Prime Directives for Responsible AI
Responsible AI
Since John McCarthy coined the term in 1956, breathtaking leaps in AI have thrust us into an era where science fiction feels less fictitious and more palpable as we stand at the precipice of the AI Era, armed with the transformative power of Generative AI. Echoing the spirit of Prime Directives from Gene Roddenberry's Star Trek (1966) and Paul Verhoeven’s Robocop (1987), we at FAIR have a trinity of prime directives to steward this vast potential responsibly. These prime directives ensure AI evolves in a trustworthy, human-centric, and enduringly beneficial manner while adhering to ethical principles and complying with the laws of the land. These 3 Prime Directives are:
Symbiotic AI is not about replacing humans but enhancing our capabilities. It's a collaborative interface where AI systems and humans work together, supplementing each other's strengths. The potential of Symbiotic AI is vast - from AI assisting doctors in diagnostics to enabling personalized learning in education. This augmentation should ensure that AI solutions are explainable so that users can understand how these solutions make recommendations and act to build trust and ensure human safety and well-being. Meeting this directive is critical to successfully implementing AI in complex, real-world environments. Proper design, robust testing, and continuous monitoring are necessary to ensure AI tools augment human skills without unintended consequences. Symbiotic AI, thus, is the cornerstone of Responsible AI, harmoniously blending AI capabilities with human intellect for safe and beneficial outcomes.
Secure AI is about ensuring the security and privacy of personal and confidential data, being resilient to attacks, and reliably performing its tasks even in unpredictable circumstances.
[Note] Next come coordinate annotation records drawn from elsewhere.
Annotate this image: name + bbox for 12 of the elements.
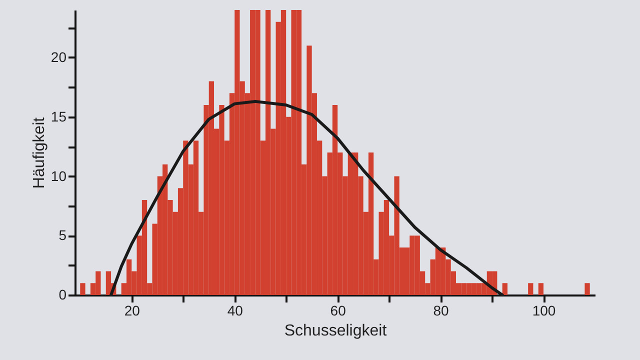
x-tick-label: 80 <box>433 302 450 318</box>
x-tick-label: 40 <box>227 302 244 318</box>
x-axis-title: Schusseligkeit <box>284 322 388 340</box>
y-tick-label: 15 <box>50 108 67 124</box>
y-tick-label: 20 <box>50 49 67 65</box>
x-tick-label: 20 <box>124 302 140 318</box>
y-axis-title: Häufigkeit <box>30 116 48 189</box>
y-tick-label: 0 <box>58 286 67 302</box>
y-tick-label: 5 <box>58 227 67 244</box>
x-tick-label: 100 <box>532 302 556 318</box>
x-tick-label: 60 <box>330 302 346 318</box>
y-tick-label: 10 <box>50 168 67 184</box>
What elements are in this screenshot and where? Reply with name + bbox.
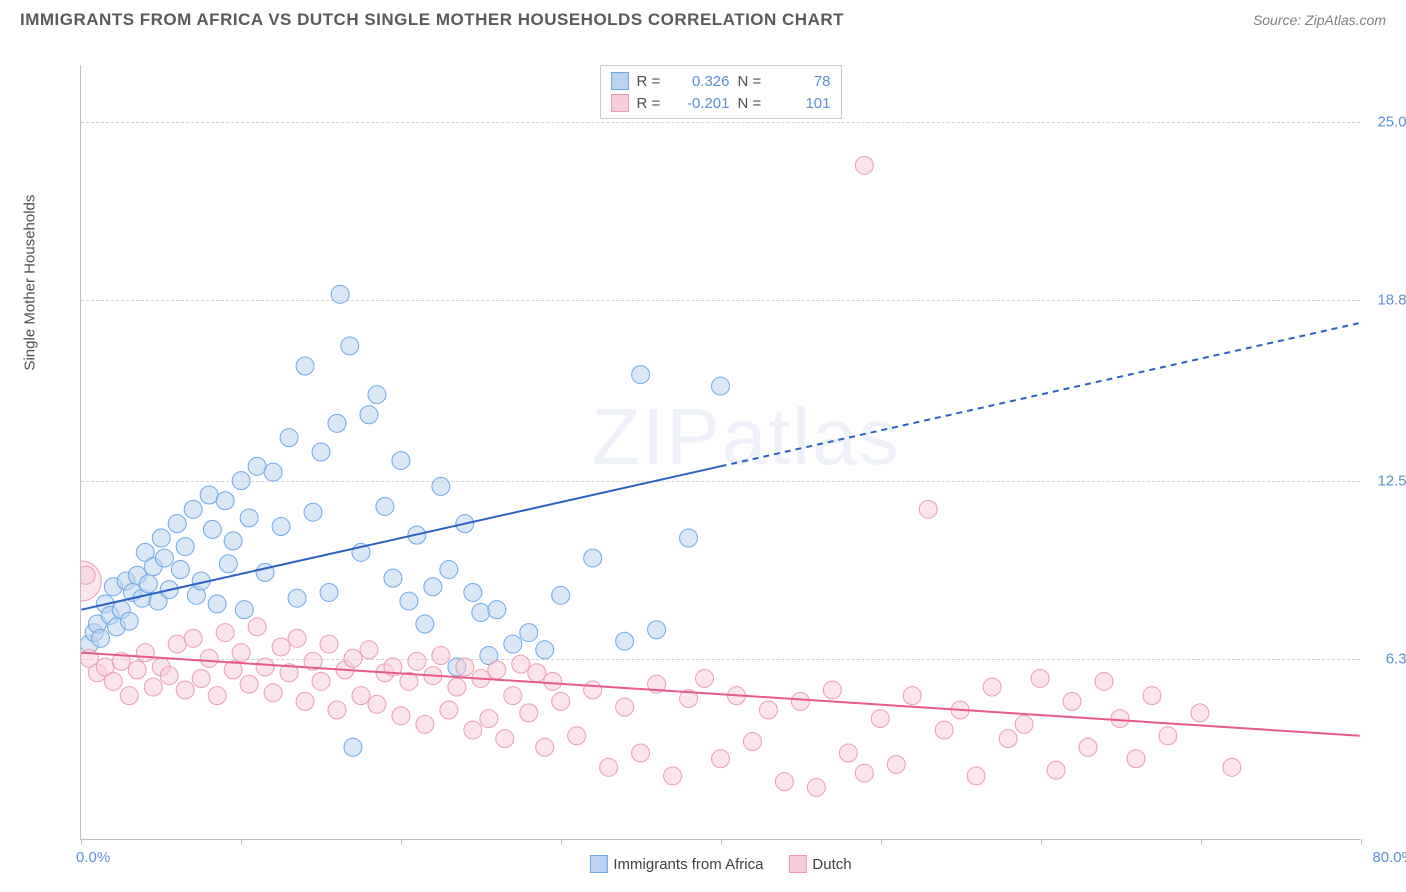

This requires the programmatic implementation of guidelines and guardrails to govern AI, mitigate risk and ensure compliance with the “Laws of the Land”. We do this systematically using encryption, access, authorization, automated system audits, and other principles of least-privileged access and Zero Trust Architectures. Secure AI forms a vital pillar of Responsible AI, helping it withstand digital age challenges while fostering trust and resilience against adversarial attacks.
Sustainable AI stands for creating equitable, transparent, and unbiased AI systems, challenging the norms of biased algorithms and skewed results. Sustainable AI is not merely improving algorithms—it's about breaking socio-economic barriers and democratizing access to AI benefits for all. The tools to realize this include Constitutional AI for training models, Reinforcement Learning with Human Feedback (RLHF) for fine-tuning how they learn and respond, and establishing new processes to govern how AI solutions are built and operated within the enterprise. This includes comprehensible documentation of algorithms, user-friendly interfaces, and building controls to ensure the quality and integrity of the Supply Chain of AI data. By cultivating this sustainable, explainable, and unbiased AI environment, we champion Responsible AI, thus nurturing a more equitable tomorrow.
Buckle up as we voyage into the world of Responsible AI to "Boldly go where no one has gone before".